Joint U.S. NGO Report Documents Increase in Religious Repression in Xinjiang

April 18, 2005

The Chinese government is conducting a "wholesale assault" against the Muslim faith of the Uighurs in northwest China, according to a new report jointly published by Human Rights Watch and Human Rights in China, entitled "Devastating Blows: Religious Repression of Uighurs in Xinjiang." The report is based on previously undisclosed regulations and documents intended strictly for internal circulation within the Chinese Communist Party and government organizations. The report’s appendix publishes five of these documents, including a document confirming that a large number of Uighurs have been arrested for alleged religious and state security offenses; a regulation strictly prohibiting minors from practicing religion; and a manual for officials with details on how to repress religion.

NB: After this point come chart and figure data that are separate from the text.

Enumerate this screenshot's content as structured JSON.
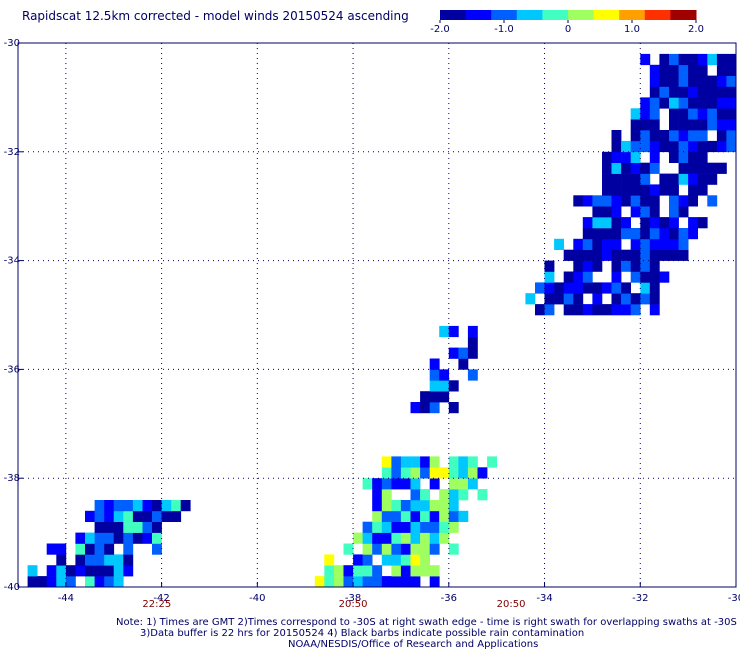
{
  "title": "Rapidscat 12.5km corrected - model winds 20150524 ascending",
  "colorbar": {
    "colors": [
      "#0000a0",
      "#0000ff",
      "#0060ff",
      "#00c8ff",
      "#40ffc0",
      "#a0ff60",
      "#ffff00",
      "#ffa000",
      "#ff3000",
      "#a00000"
    ],
    "ticks": [
      "-2.0",
      "-1.0",
      "0",
      "1.0",
      "2.0"
    ],
    "tick_values": [
      -2.0,
      -1.0,
      0,
      1.0,
      2.0
    ]
  },
  "map": {
    "lon_range": [
      -45,
      -30
    ],
    "lat_range": [
      -40,
      -30
    ],
    "lon_ticks": [
      "-44",
      "-42",
      "-40",
      "-38",
      "-36",
      "-34",
      "-32",
      "-30"
    ],
    "lon_tick_values": [
      -44,
      -42,
      -40,
      -38,
      -36,
      -34,
      -32,
      -30
    ],
    "lat_ticks": [
      "-30",
      "-32",
      "-34",
      "-36",
      "-38",
      "-40"
    ],
    "lat_tick_values": [
      -30,
      -32,
      -34,
      -36,
      -38,
      -40
    ],
    "grid": "dotted",
    "time_labels": [
      {
        "text": "22:25",
        "lon": -42.1
      },
      {
        "text": "20:50",
        "lon": -38.0
      },
      {
        "text": "20:50",
        "lon": -34.7
      }
    ],
    "time_label_color": "#800000"
  },
  "swaths": [
    {
      "name": "swath-southwest",
      "lon_left": -45.0,
      "lon_right": -41.5,
      "lat_bottom": -40.0,
      "lat_top": -38.5,
      "slope": 1.0,
      "mean": -1.3
    },
    {
      "name": "swath-central",
      "lon_left": -38.8,
      "lon_right": -34.7,
      "lat_bottom": -40.0,
      "lat_top": -37.7,
      "slope": 0.62,
      "mean": -0.5
    },
    {
      "name": "swath-narrow-band",
      "lon_left": -36.8,
      "lon_right": -35.4,
      "lat_bottom": -36.8,
      "lat_top": -35.3,
      "slope": 1.0,
      "mean": -1.4
    },
    {
      "name": "swath-northeast",
      "lon_left": -34.4,
      "lon_right": -30.0,
      "lat_bottom": -35.0,
      "lat_top": -30.3,
      "slope": 1.15,
      "mean": -1.75
    }
  ],
  "notes": {
    "line1": "Note: 1) Times are GMT 2)Times correspond to -30S at right swath edge - time is right swath for overlapping swaths at -30S",
    "line2": "3)Data buffer is 22 hrs for 20150524 4) Black barbs indicate possible rain contamination",
    "line3": "NOAA/NESDIS/Office of Research and Applications"
  }
}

While China’s national religious regulations and the 1984 Ethnic Regional Autonomy Law guarantee minorities religious freedoms, implementation of these laws has varied greatly throughout the country (see the May 2004 CECC roundtable on differing policies toward Muslim Uighurs and Hui and the April 2005 CECC roundtable on the Ethnic Regional Autonomy Law). Many Uighurs, the most populous minority group in Xinjiang, resent central Chinese government policy (see here for more details), which they view as motivated by ethnic Han desire to eliminate Uighur culture and religious practices. Since 2001 in particular, the Chinese government has conflated minority calls for greater autonomy with "religious extremism" or "international terrorism" and has violently suppressed even the smallest sign of peaceful political dissent (for a U.S. scholar’s critique of Chinese allegations against Uighurs, see here).

The HRW/HRIC report concludes that Chinese government attempts to suppress Islam is "a policy likely to alienate Uighurs, drive religious expression further underground, and encourage the development of more radicalized and oppositional forms of religious identity."